“Only the wicked can grow parsley.”
I've long suspected that this old folk adage arose originally as something of a "sour grapes" response—you remember your Aesop, don't you?—parsley being notoriously difficult to grow from seed. “Rats, my parsley didn't germinate again. Oh well, I must be a good person, at least.”
As any gardener could tell you, parsley is a biennial. Year One, it produces those lovely, aromatic greens that the discerning among us relish, the next it flowers and (if you're lucky) sets seed.

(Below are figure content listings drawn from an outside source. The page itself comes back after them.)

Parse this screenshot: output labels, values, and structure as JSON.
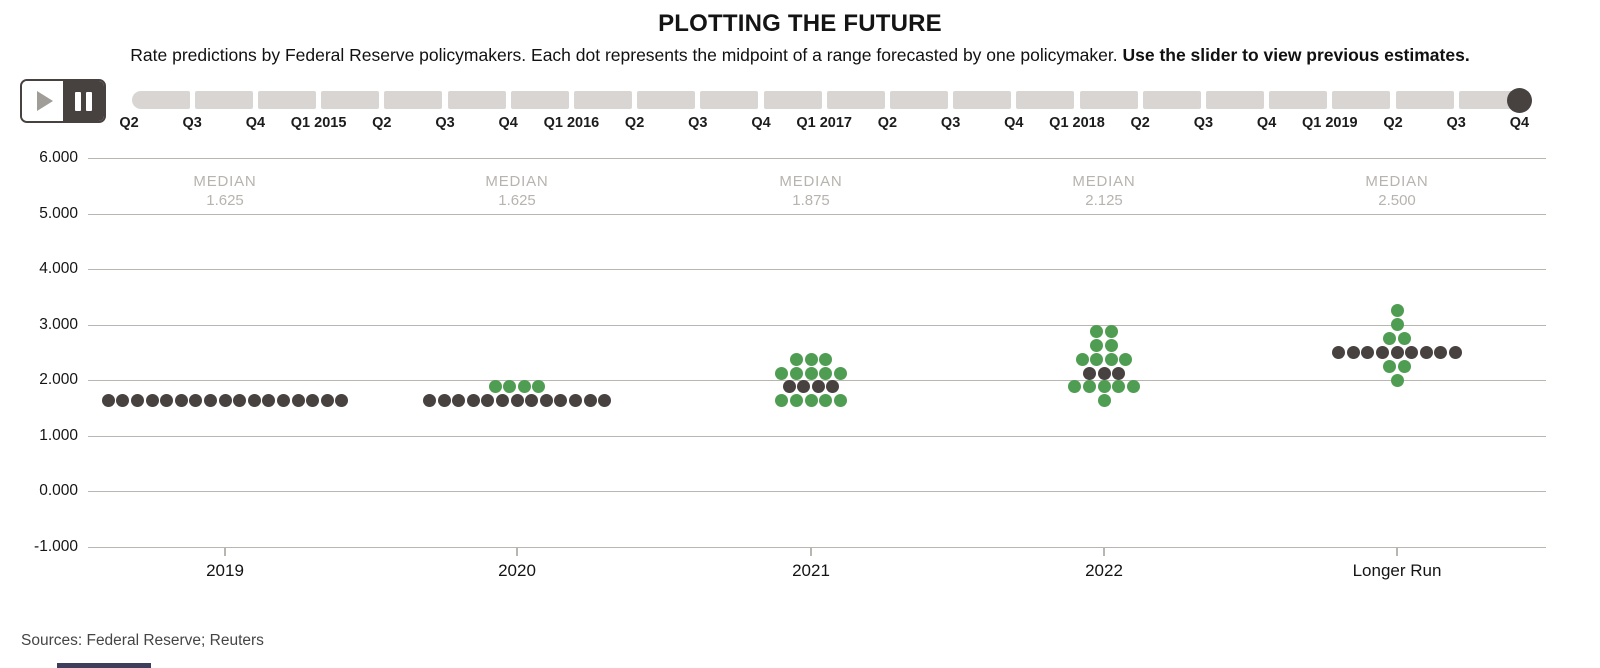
{
  "header": {
    "title": "PLOTTING THE FUTURE",
    "subtitle": "Rate predictions by Federal Reserve policymakers. Each dot represents the midpoint of a range forecasted by one policymaker. ",
    "subtitle_bold": "Use the slider to view previous estimates."
  },
  "slider": {
    "tick_labels": [
      "Q2",
      "Q3",
      "Q4",
      "Q1 2015",
      "Q2",
      "Q3",
      "Q4",
      "Q1 2016",
      "Q2",
      "Q3",
      "Q4",
      "Q1 2017",
      "Q2",
      "Q3",
      "Q4",
      "Q1 2018",
      "Q2",
      "Q3",
      "Q4",
      "Q1 2019",
      "Q2",
      "Q3",
      "Q4"
    ]
  },
  "chart_data": {
    "type": "scatter",
    "variant": "fed-dot-plot",
    "title": "PLOTTING THE FUTURE",
    "ylim": [
      -1.0,
      6.0
    ],
    "ytick_labels": [
      "6.000",
      "5.000",
      "4.000",
      "3.000",
      "2.000",
      "1.000",
      "0.000",
      "-1.000"
    ],
    "median_caption": "MEDIAN",
    "grid": true,
    "legend": "none",
    "columns": [
      {
        "label": "2019",
        "median": "1.625",
        "dots": [
          {
            "value": 1.625,
            "count": 17,
            "color": "dark"
          }
        ]
      },
      {
        "label": "2020",
        "median": "1.625",
        "dots": [
          {
            "value": 1.875,
            "count": 4,
            "color": "green"
          },
          {
            "value": 1.625,
            "count": 13,
            "color": "dark"
          }
        ]
      },
      {
        "label": "2021",
        "median": "1.875",
        "dots": [
          {
            "value": 2.375,
            "count": 3,
            "color": "green"
          },
          {
            "value": 2.125,
            "count": 5,
            "color": "green"
          },
          {
            "value": 1.875,
            "count": 4,
            "color": "dark"
          },
          {
            "value": 1.625,
            "count": 5,
            "color": "green"
          }
        ]
      },
      {
        "label": "2022",
        "median": "2.125",
        "dots": [
          {
            "value": 2.875,
            "count": 2,
            "color": "green"
          },
          {
            "value": 2.625,
            "count": 2,
            "color": "green"
          },
          {
            "value": 2.375,
            "count": 4,
            "color": "green"
          },
          {
            "value": 2.125,
            "count": 3,
            "color": "dark"
          },
          {
            "value": 1.875,
            "count": 5,
            "color": "green"
          },
          {
            "value": 1.625,
            "count": 1,
            "color": "green"
          }
        ]
      },
      {
        "label": "Longer Run",
        "median": "2.500",
        "dots": [
          {
            "value": 3.25,
            "count": 1,
            "color": "green"
          },
          {
            "value": 3.0,
            "count": 1,
            "color": "green"
          },
          {
            "value": 2.75,
            "count": 2,
            "color": "green"
          },
          {
            "value": 2.5,
            "count": 9,
            "color": "dark"
          },
          {
            "value": 2.25,
            "count": 2,
            "color": "green"
          },
          {
            "value": 2.0,
            "count": 1,
            "color": "green"
          }
        ]
      }
    ],
    "colors": {
      "green": "#4f9d52",
      "dark": "#474140",
      "track": "#d9d5d2",
      "gridline": "#b9b5b1",
      "median_text": "#b7b3ae"
    }
  },
  "footer": {
    "source": "Sources: Federal Reserve; Reuters"
  }
}
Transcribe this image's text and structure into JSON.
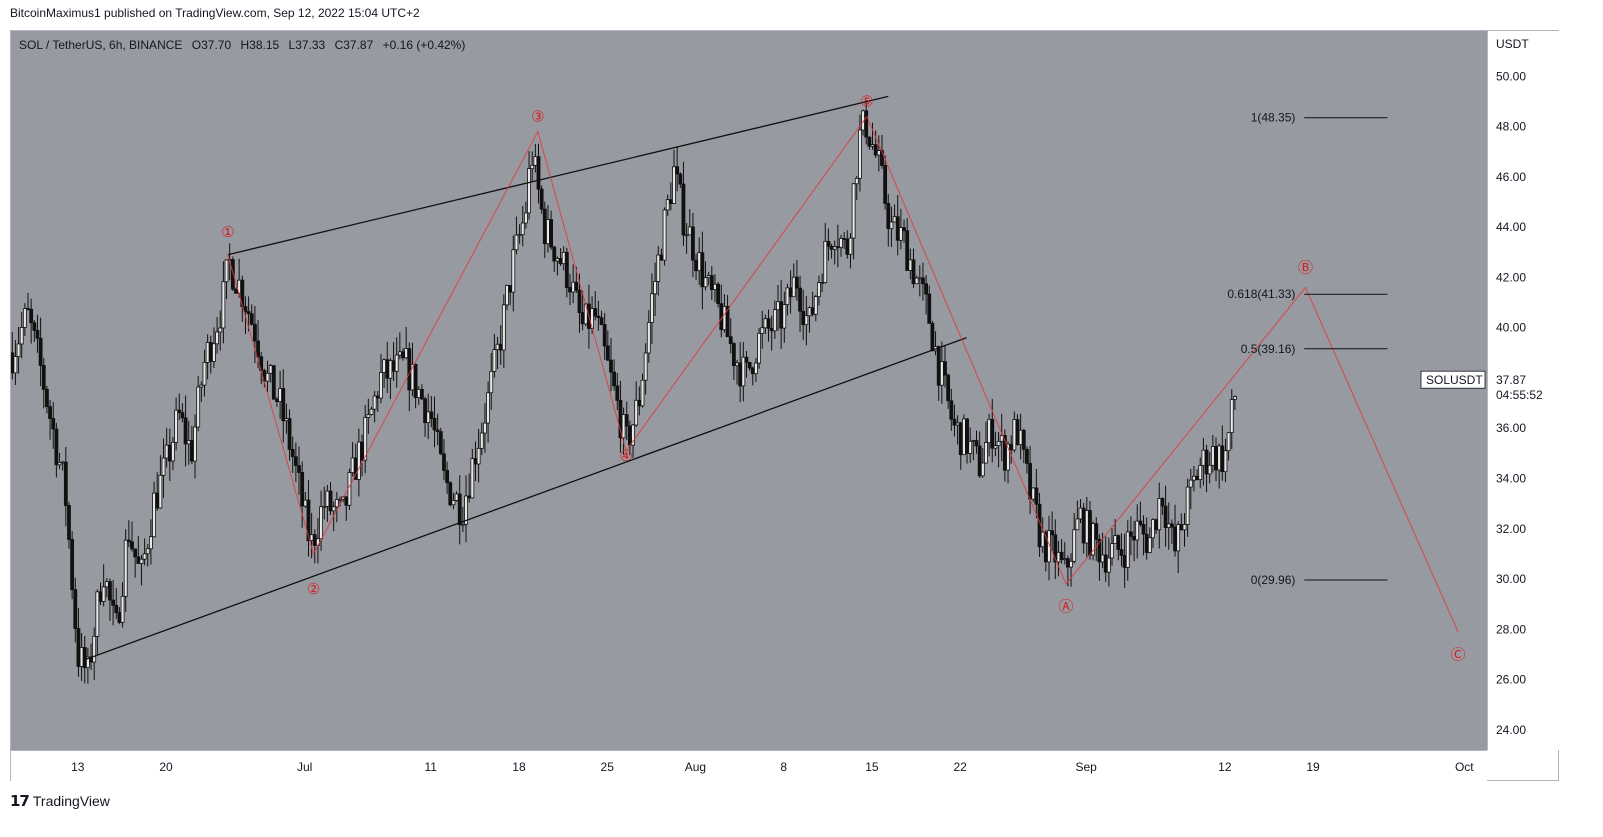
{
  "header": {
    "published_text": "BitcoinMaximus1 published on TradingView.com, Sep 12, 2022 15:04 UTC+2"
  },
  "legend": {
    "symbol": "SOL / TetherUS, 6h, BINANCE",
    "o_label": "O",
    "o_value": "37.70",
    "h_label": "H",
    "h_value": "38.15",
    "l_label": "L",
    "l_value": "37.33",
    "c_label": "C",
    "c_value": "37.87",
    "change": "+0.16 (+0.42%)"
  },
  "price_tag": {
    "symbol": "SOLUSDT",
    "price": "37.87",
    "countdown": "04:55:52"
  },
  "footer": {
    "brand": "TradingView"
  },
  "colors": {
    "plot_bg": "#989aa1",
    "candle": "#111111",
    "wave": "#e03a3a",
    "trendline": "#111111",
    "label_red": "#d81e1e"
  },
  "chart_data": {
    "type": "candlestick",
    "unit": "USDT",
    "ylim": [
      23.2,
      51.8
    ],
    "y_ticks": [
      "50.00",
      "48.00",
      "46.00",
      "44.00",
      "42.00",
      "40.00",
      "38.00",
      "36.00",
      "34.00",
      "32.00",
      "30.00",
      "28.00",
      "26.00",
      "24.00"
    ],
    "x_ticks": [
      {
        "label": "13",
        "day": 0
      },
      {
        "label": "20",
        "day": 7
      },
      {
        "label": "Jul",
        "day": 18
      },
      {
        "label": "11",
        "day": 28
      },
      {
        "label": "18",
        "day": 35
      },
      {
        "label": "25",
        "day": 42
      },
      {
        "label": "Aug",
        "day": 49
      },
      {
        "label": "8",
        "day": 56
      },
      {
        "label": "15",
        "day": 63
      },
      {
        "label": "22",
        "day": 70
      },
      {
        "label": "Sep",
        "day": 80
      },
      {
        "label": "12",
        "day": 91
      },
      {
        "label": "19",
        "day": 98
      },
      {
        "label": "Oct",
        "day": 110
      }
    ],
    "xlim_days": [
      -5.3,
      111.8
    ],
    "price_path": [
      {
        "day": -5.2,
        "v": 39.0
      },
      {
        "day": -4,
        "v": 40.5
      },
      {
        "day": -3,
        "v": 38.5
      },
      {
        "day": -2,
        "v": 36.0
      },
      {
        "day": -1,
        "v": 33.5
      },
      {
        "day": 0,
        "v": 27.0
      },
      {
        "day": 0.8,
        "v": 26.2
      },
      {
        "day": 2,
        "v": 30.5
      },
      {
        "day": 3,
        "v": 27.8
      },
      {
        "day": 4,
        "v": 32.0
      },
      {
        "day": 5,
        "v": 30.0
      },
      {
        "day": 6,
        "v": 33.0
      },
      {
        "day": 7,
        "v": 34.5
      },
      {
        "day": 8,
        "v": 36.5
      },
      {
        "day": 9,
        "v": 35.0
      },
      {
        "day": 10,
        "v": 38.5
      },
      {
        "day": 11.5,
        "v": 41.0
      },
      {
        "day": 12,
        "v": 42.6
      },
      {
        "day": 13,
        "v": 41.5
      },
      {
        "day": 14,
        "v": 40.0
      },
      {
        "day": 15,
        "v": 38.0
      },
      {
        "day": 16,
        "v": 37.0
      },
      {
        "day": 17,
        "v": 35.0
      },
      {
        "day": 18,
        "v": 32.5
      },
      {
        "day": 18.5,
        "v": 31.3
      },
      {
        "day": 19.5,
        "v": 33.0
      },
      {
        "day": 21,
        "v": 32.5
      },
      {
        "day": 22,
        "v": 34.5
      },
      {
        "day": 23,
        "v": 36.0
      },
      {
        "day": 24,
        "v": 38.0
      },
      {
        "day": 26,
        "v": 38.5
      },
      {
        "day": 28,
        "v": 36.5
      },
      {
        "day": 29,
        "v": 34.0
      },
      {
        "day": 30.5,
        "v": 32.8
      },
      {
        "day": 31.5,
        "v": 35.0
      },
      {
        "day": 32.5,
        "v": 37.0
      },
      {
        "day": 33.5,
        "v": 39.5
      },
      {
        "day": 34.5,
        "v": 42.5
      },
      {
        "day": 35.5,
        "v": 44.5
      },
      {
        "day": 36,
        "v": 47.0
      },
      {
        "day": 37,
        "v": 44.0
      },
      {
        "day": 38,
        "v": 43.0
      },
      {
        "day": 39,
        "v": 42.0
      },
      {
        "day": 40,
        "v": 40.0
      },
      {
        "day": 41,
        "v": 40.5
      },
      {
        "day": 42,
        "v": 38.5
      },
      {
        "day": 43,
        "v": 36.5
      },
      {
        "day": 43.5,
        "v": 35.3
      },
      {
        "day": 44.5,
        "v": 37.0
      },
      {
        "day": 45.5,
        "v": 41.0
      },
      {
        "day": 46.5,
        "v": 44.0
      },
      {
        "day": 47.3,
        "v": 46.2
      },
      {
        "day": 48,
        "v": 44.5
      },
      {
        "day": 49,
        "v": 43.0
      },
      {
        "day": 50,
        "v": 41.5
      },
      {
        "day": 51,
        "v": 40.5
      },
      {
        "day": 52,
        "v": 39.0
      },
      {
        "day": 53,
        "v": 38.0
      },
      {
        "day": 54,
        "v": 39.5
      },
      {
        "day": 55,
        "v": 40.0
      },
      {
        "day": 56,
        "v": 40.5
      },
      {
        "day": 57,
        "v": 42.0
      },
      {
        "day": 58,
        "v": 40.0
      },
      {
        "day": 59,
        "v": 42.5
      },
      {
        "day": 60,
        "v": 44.0
      },
      {
        "day": 61,
        "v": 43.0
      },
      {
        "day": 62,
        "v": 47.5
      },
      {
        "day": 62.5,
        "v": 48.2
      },
      {
        "day": 63.5,
        "v": 46.5
      },
      {
        "day": 64.5,
        "v": 44.0
      },
      {
        "day": 65.5,
        "v": 43.5
      },
      {
        "day": 66.5,
        "v": 42.0
      },
      {
        "day": 67.5,
        "v": 40.5
      },
      {
        "day": 68.5,
        "v": 38.0
      },
      {
        "day": 69.5,
        "v": 36.0
      },
      {
        "day": 70.5,
        "v": 35.5
      },
      {
        "day": 71.5,
        "v": 34.5
      },
      {
        "day": 72.5,
        "v": 36.0
      },
      {
        "day": 73.5,
        "v": 35.0
      },
      {
        "day": 74.5,
        "v": 36.0
      },
      {
        "day": 75.5,
        "v": 33.5
      },
      {
        "day": 76.5,
        "v": 31.5
      },
      {
        "day": 77.5,
        "v": 31.0
      },
      {
        "day": 78.3,
        "v": 30.2
      },
      {
        "day": 79.5,
        "v": 32.5
      },
      {
        "day": 80.5,
        "v": 31.5
      },
      {
        "day": 81.5,
        "v": 31.0
      },
      {
        "day": 83,
        "v": 31.2
      },
      {
        "day": 84,
        "v": 32.0
      },
      {
        "day": 85,
        "v": 31.5
      },
      {
        "day": 86,
        "v": 33.5
      },
      {
        "day": 87,
        "v": 31.0
      },
      {
        "day": 88,
        "v": 33.0
      },
      {
        "day": 89,
        "v": 34.5
      },
      {
        "day": 90,
        "v": 35.0
      },
      {
        "day": 91,
        "v": 34.8
      },
      {
        "day": 92,
        "v": 37.87
      }
    ],
    "elliott_wave": {
      "points": [
        {
          "label": "1",
          "day": 11.9,
          "v": 42.9
        },
        {
          "label": "2",
          "day": 18.7,
          "v": 31.0
        },
        {
          "label": "3",
          "day": 36.5,
          "v": 47.8
        },
        {
          "label": "4",
          "day": 43.5,
          "v": 35.1
        },
        {
          "label": "5",
          "day": 62.6,
          "v": 48.4
        }
      ],
      "label_values": {
        "1": 43.8,
        "2": 29.6,
        "3": 48.4,
        "4": 34.9,
        "5": 49.0
      }
    },
    "projected_path": [
      {
        "label": "5",
        "day": 62.6,
        "v": 48.4
      },
      {
        "label": "A",
        "day": 78.4,
        "v": 29.8
      },
      {
        "label": "B",
        "day": 97.4,
        "v": 41.6
      },
      {
        "label": "C",
        "day": 109.5,
        "v": 27.9
      }
    ],
    "projected_label_values": {
      "A": 28.9,
      "B": 42.4,
      "C": 27.0
    },
    "wedge_lines": [
      {
        "from": {
          "day": 11.9,
          "v": 42.9
        },
        "to": {
          "day": 64.3,
          "v": 49.2
        }
      },
      {
        "from": {
          "day": 0.6,
          "v": 26.8
        },
        "to": {
          "day": 70.5,
          "v": 39.6
        }
      }
    ],
    "fibonacci": {
      "line_x_days": [
        97.3,
        103.9
      ],
      "label_day": 96.6,
      "levels": [
        {
          "ratio": "1",
          "value": 48.35,
          "label": "1(48.35)"
        },
        {
          "ratio": "0.618",
          "value": 41.33,
          "label": "0.618(41.33)"
        },
        {
          "ratio": "0.5",
          "value": 39.16,
          "label": "0.5(39.16)"
        },
        {
          "ratio": "0",
          "value": 29.96,
          "label": "0(29.96)"
        }
      ]
    },
    "last_price": 37.87
  }
}
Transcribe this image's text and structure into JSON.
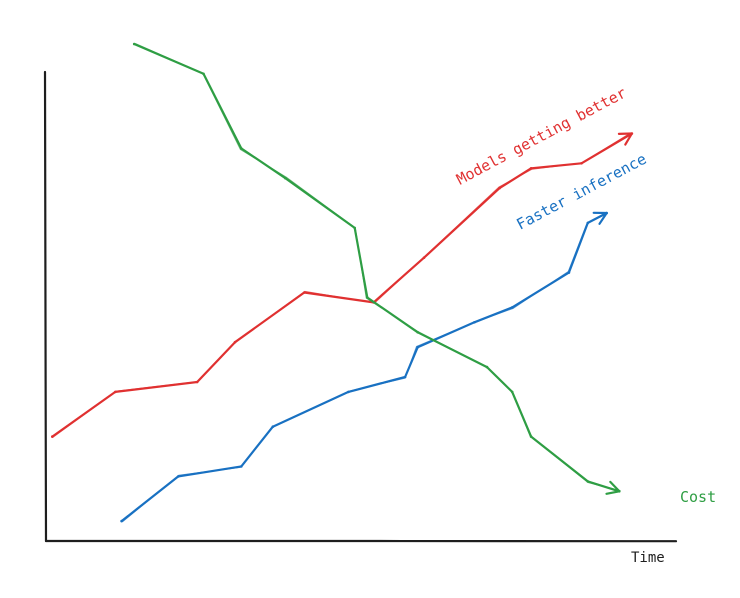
{
  "chart_data": {
    "type": "line",
    "title": "",
    "xlabel": "Time",
    "ylabel": "",
    "grid": false,
    "legend": "inline-annotations",
    "xlim": [
      0,
      100
    ],
    "ylim": [
      0,
      100
    ],
    "series": [
      {
        "name": "Models getting better",
        "color": "#e03131",
        "x": [
          1,
          11,
          24,
          30,
          41,
          52,
          60,
          72,
          77,
          85,
          93
        ],
        "y": [
          21,
          30,
          32,
          40,
          50,
          48,
          57,
          71,
          75,
          76,
          82
        ]
      },
      {
        "name": "Faster inference",
        "color": "#1971c2",
        "x": [
          12,
          21,
          31,
          36,
          48,
          57,
          59,
          68,
          74,
          83,
          86,
          89
        ],
        "y": [
          4,
          13,
          15,
          23,
          30,
          33,
          39,
          44,
          47,
          54,
          64,
          66
        ]
      },
      {
        "name": "Cost",
        "color": "#2f9e44",
        "x": [
          14,
          25,
          31,
          38,
          49,
          51,
          59,
          70,
          74,
          77,
          86,
          91
        ],
        "y": [
          100,
          94,
          79,
          73,
          63,
          49,
          42,
          35,
          30,
          21,
          12,
          10
        ]
      }
    ]
  }
}
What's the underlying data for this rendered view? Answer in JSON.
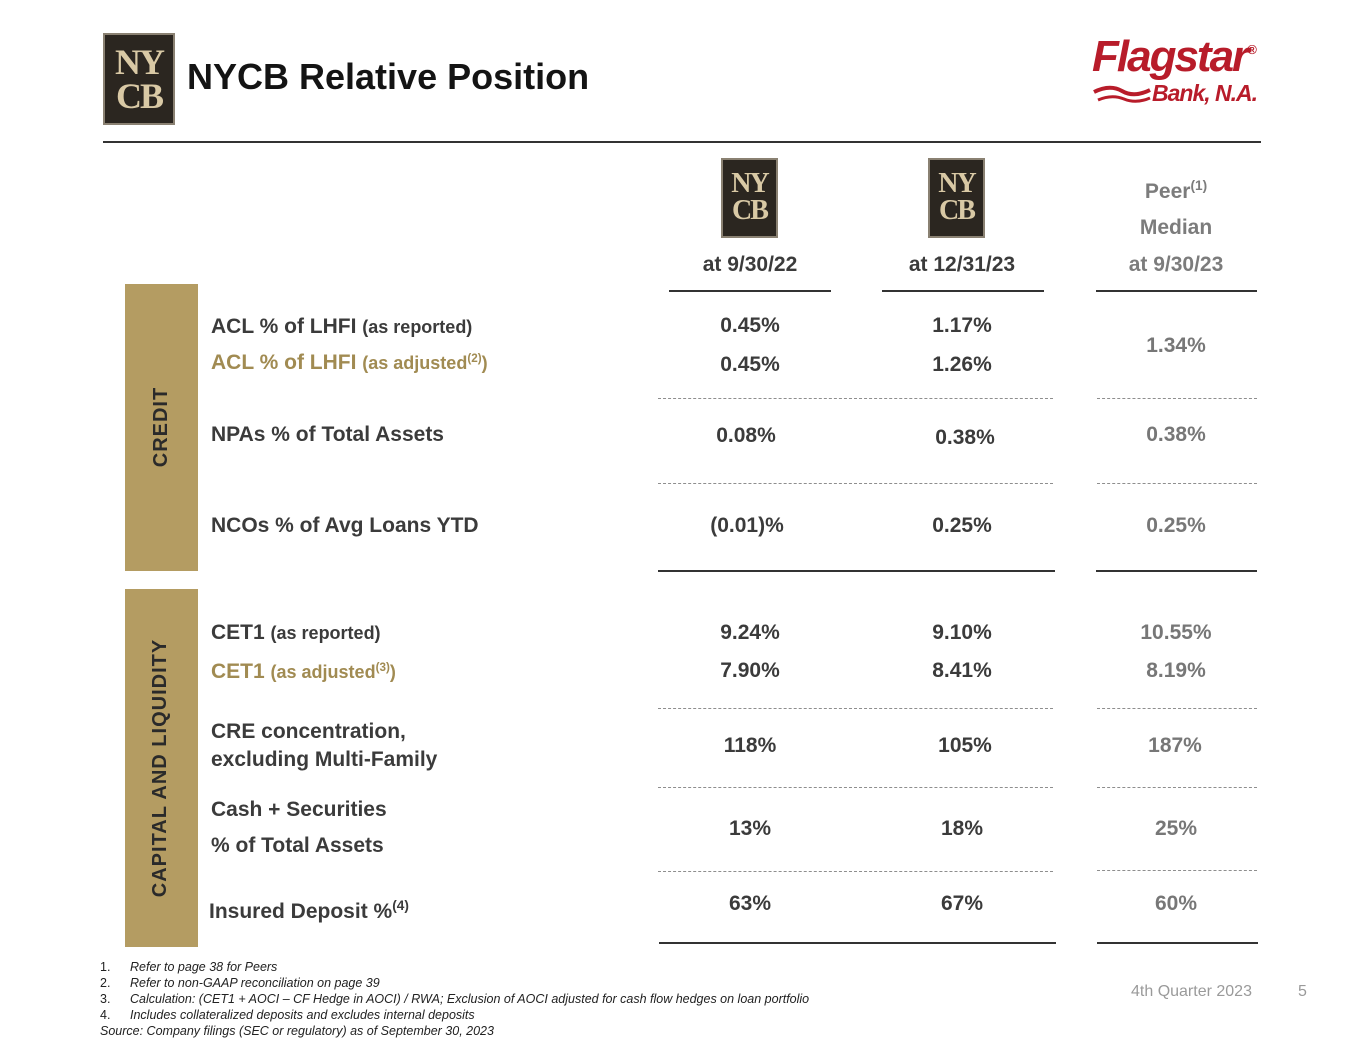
{
  "header": {
    "title": "NYCB Relative Position",
    "logo_monogram": "NYCB",
    "partner_logo_name": "Flagstar",
    "partner_logo_reg": "®",
    "partner_logo_sub": "Bank, N.A."
  },
  "columns": {
    "col1": "at 9/30/22",
    "col2": "at 12/31/23",
    "peer_line1": "Peer",
    "peer_sup": "(1)",
    "peer_line2": "Median",
    "peer_line3": "at 9/30/23"
  },
  "sections": {
    "credit": "CREDIT",
    "capital": "CAPITAL AND LIQUIDITY"
  },
  "rows": {
    "acl_reported": {
      "label": "ACL % of LHFI",
      "sub": "(as reported)",
      "v1": "0.45%",
      "v2": "1.17%"
    },
    "acl_adjusted": {
      "label": "ACL % of LHFI",
      "sub": "(as adjusted",
      "sup": "(2)",
      "close": ")",
      "v1": "0.45%",
      "v2": "1.26%"
    },
    "acl_peer": "1.34%",
    "npas": {
      "label": "NPAs % of Total Assets",
      "v1": "0.08%",
      "v2": "0.38%",
      "peer": "0.38%"
    },
    "ncos": {
      "label": "NCOs % of Avg Loans YTD",
      "v1": "(0.01)%",
      "v2": "0.25%",
      "peer": "0.25%"
    },
    "cet1_reported": {
      "label": "CET1",
      "sub": "(as reported)",
      "v1": "9.24%",
      "v2": "9.10%",
      "peer": "10.55%"
    },
    "cet1_adjusted": {
      "label": "CET1",
      "sub": "(as adjusted",
      "sup": "(3)",
      "close": ")",
      "v1": "7.90%",
      "v2": "8.41%",
      "peer": "8.19%"
    },
    "cre": {
      "label1": "CRE concentration,",
      "label2": "excluding Multi-Family",
      "v1": "118%",
      "v2": "105%",
      "peer": "187%"
    },
    "cash": {
      "label1": "Cash + Securities",
      "label2": "% of Total Assets",
      "v1": "13%",
      "v2": "18%",
      "peer": "25%"
    },
    "insured": {
      "label": "Insured Deposit %",
      "sup": "(4)",
      "v1": "63%",
      "v2": "67%",
      "peer": "60%"
    }
  },
  "footnotes": [
    {
      "num": "1.",
      "text": "Refer to page 38 for Peers"
    },
    {
      "num": "2.",
      "text": "Refer to non-GAAP reconciliation on page 39"
    },
    {
      "num": "3.",
      "text": "Calculation: (CET1 + AOCI – CF Hedge in AOCI) / RWA; Exclusion of AOCI adjusted for cash flow hedges on loan portfolio"
    },
    {
      "num": "4.",
      "text": "Includes collateralized deposits and excludes internal deposits"
    }
  ],
  "source": "Source: Company filings (SEC or regulatory) as of September 30, 2023",
  "footer": {
    "quarter": "4th Quarter 2023",
    "page": "5"
  }
}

In my house, parsley isn't so much a garnish as a vegetable. (In my Book of the Beast, tabouli is a parsley salad given textural interest with a schmeck bulgar.) Year after year, I would buy bedding plants and harvest through the summer and fall. Try as I might, though, I could never get them to overwinter.
Finally, last year, they did. They flowered. They set seed. Would they reseed themselves? I hoped, prayed, and waited.
Stop buying parsley, I texted a friend the other day. My reseeding plans have succeeded beyond my wildest dreams.
Not a patch, but a bed of beautiful, organic Italian parsley. Oh, I foresee a summer—summers—of good eating ahead.
There's no rest for the Wicca, says a friend of mine, riffing off an old Hebrew proverb, when someone—me, for instance—complains about being too busy. Maybe it's time to reclaim this old gardener's proverb, too.
Or maybe, outrageously, I'll claim my new version as the original. Everybody knows that witches have the best gardens, after all. Just ask Rapunzel's dad if you don't believe me.